The argument hinges on the concept of an instant — a point in time with no duration. At an instant, nothing can move, because motion requires time and an instant has none. If time is composed of such durationless points, then at every moment of the arrow's supposed flight it occupies a single, definite region of space and is, in that sense, stationary. Summing any number of stationary states cannot produce genuine motion. The paradox exposes a tension between our intuitive sense of motion as a continuous process and a view of time as composed of discrete, static moments.
Aristotle responded that Zeno's argument rests on a false premise: the assumption that time is composed of indivisible nows. For Aristotle, time is not a collection of instants but a continuous flow — it has parts only in potential, not in actuality. Motion is a single, undivided process that cannot be decomposed into a collection of static snapshots without distortion. The instant is a limit of a temporal interval, not a minimal unit of time, and it is therefore not the kind of thing in which a body can be said to be at rest or in motion at all.

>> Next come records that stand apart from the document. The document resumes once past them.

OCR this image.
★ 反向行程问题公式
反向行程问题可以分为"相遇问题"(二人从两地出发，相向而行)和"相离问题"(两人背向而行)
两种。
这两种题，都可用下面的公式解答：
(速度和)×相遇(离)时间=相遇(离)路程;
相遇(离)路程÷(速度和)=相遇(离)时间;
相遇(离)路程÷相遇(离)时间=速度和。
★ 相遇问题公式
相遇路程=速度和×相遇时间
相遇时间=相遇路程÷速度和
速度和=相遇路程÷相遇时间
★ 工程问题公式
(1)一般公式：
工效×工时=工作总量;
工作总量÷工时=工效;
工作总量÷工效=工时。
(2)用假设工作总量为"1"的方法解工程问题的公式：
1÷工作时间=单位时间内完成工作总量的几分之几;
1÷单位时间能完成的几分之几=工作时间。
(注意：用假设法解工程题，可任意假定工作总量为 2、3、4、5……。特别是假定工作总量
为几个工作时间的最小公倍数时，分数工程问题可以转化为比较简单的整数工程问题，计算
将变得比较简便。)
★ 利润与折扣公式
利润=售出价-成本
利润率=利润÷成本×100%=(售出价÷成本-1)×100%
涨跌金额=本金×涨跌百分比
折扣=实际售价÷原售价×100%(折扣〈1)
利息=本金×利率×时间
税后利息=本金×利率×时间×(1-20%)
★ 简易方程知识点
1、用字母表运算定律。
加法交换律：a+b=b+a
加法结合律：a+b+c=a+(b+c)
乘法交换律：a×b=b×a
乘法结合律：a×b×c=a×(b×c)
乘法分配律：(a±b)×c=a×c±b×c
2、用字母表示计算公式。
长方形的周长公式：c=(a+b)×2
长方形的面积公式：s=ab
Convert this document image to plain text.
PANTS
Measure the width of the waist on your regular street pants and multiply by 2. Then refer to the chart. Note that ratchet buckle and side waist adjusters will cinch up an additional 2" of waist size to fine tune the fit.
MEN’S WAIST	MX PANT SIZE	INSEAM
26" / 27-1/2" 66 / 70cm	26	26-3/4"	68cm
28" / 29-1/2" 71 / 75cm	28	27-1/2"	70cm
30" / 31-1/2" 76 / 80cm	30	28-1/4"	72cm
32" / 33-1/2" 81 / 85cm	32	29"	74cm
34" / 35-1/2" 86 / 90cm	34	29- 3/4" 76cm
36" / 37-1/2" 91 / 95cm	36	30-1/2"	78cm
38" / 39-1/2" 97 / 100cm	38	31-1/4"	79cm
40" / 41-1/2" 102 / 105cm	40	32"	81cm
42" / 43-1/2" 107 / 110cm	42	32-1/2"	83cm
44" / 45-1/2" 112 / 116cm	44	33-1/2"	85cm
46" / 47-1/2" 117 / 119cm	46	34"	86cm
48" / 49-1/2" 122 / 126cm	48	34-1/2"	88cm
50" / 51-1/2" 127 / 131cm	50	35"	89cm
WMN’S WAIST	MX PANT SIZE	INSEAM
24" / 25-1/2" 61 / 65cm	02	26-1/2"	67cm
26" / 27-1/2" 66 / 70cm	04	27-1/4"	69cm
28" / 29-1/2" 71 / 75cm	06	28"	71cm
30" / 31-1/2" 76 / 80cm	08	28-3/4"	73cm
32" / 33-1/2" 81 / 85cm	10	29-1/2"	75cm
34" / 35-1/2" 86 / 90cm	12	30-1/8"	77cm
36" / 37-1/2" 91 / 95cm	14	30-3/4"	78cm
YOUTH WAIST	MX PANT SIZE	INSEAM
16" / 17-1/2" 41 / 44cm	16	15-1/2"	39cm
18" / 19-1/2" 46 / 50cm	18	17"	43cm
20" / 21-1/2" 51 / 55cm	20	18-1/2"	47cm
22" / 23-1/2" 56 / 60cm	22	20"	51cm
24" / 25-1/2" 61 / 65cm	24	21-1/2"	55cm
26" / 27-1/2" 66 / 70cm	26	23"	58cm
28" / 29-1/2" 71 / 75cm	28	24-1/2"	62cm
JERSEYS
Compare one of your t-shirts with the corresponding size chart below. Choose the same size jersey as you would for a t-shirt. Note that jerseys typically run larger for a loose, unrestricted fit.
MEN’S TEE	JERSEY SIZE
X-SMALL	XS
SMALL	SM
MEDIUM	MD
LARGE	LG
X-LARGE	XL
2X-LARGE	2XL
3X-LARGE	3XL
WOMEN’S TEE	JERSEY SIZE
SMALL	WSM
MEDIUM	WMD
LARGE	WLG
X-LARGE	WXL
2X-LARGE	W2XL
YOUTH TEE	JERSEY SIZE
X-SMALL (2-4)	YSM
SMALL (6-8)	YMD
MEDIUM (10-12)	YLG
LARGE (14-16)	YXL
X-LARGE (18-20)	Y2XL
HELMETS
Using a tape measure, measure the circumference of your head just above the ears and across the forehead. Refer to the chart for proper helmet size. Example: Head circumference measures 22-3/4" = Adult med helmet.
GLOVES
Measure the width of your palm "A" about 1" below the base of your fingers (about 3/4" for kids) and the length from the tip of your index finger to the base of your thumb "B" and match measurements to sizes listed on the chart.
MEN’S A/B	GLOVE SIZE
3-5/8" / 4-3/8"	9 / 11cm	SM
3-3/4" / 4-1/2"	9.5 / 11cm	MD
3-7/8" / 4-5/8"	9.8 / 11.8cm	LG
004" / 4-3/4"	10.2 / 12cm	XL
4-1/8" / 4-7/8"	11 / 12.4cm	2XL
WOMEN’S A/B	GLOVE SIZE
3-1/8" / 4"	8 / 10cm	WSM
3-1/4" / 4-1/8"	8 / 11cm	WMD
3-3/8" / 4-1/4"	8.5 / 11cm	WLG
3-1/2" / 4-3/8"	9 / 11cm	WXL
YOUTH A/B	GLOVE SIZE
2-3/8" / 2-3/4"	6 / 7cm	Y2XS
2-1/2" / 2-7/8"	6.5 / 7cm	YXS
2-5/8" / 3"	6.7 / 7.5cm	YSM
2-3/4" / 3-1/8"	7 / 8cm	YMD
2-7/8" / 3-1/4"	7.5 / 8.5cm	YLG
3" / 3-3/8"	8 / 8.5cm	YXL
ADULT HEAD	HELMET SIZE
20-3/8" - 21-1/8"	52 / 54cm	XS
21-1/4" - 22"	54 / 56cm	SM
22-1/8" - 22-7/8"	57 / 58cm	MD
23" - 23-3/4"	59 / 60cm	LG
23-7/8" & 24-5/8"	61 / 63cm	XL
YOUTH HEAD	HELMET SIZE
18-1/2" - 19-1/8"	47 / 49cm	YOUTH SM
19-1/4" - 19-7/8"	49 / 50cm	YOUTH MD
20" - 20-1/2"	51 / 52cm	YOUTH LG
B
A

Modern calculus introduces the concept of instantaneous velocity: the limit of the average velocity over vanishingly short intervals. This resolves the descriptive puzzle — we can assign a definite velocity to the arrow at each instant without contradiction. But the question of what it means for something to be moving at a dimensionless moment remains philosophically contentious. Some philosophers argue that instantaneous velocity is a useful fiction; others, following Newton and Leibniz, hold that it is a genuine property of the object. Either way, the Arrow forces us to confront the relationship between the mathematical representation of motion and the reality it is supposed to describe.
The Arrow is reported by Aristotle in Physics VI.9 (239b5–9). It has become central in contemporary philosophy of physics, particularly in debates about the reality of instantaneous states, four-dimensionalism, and the metaphysics of motion.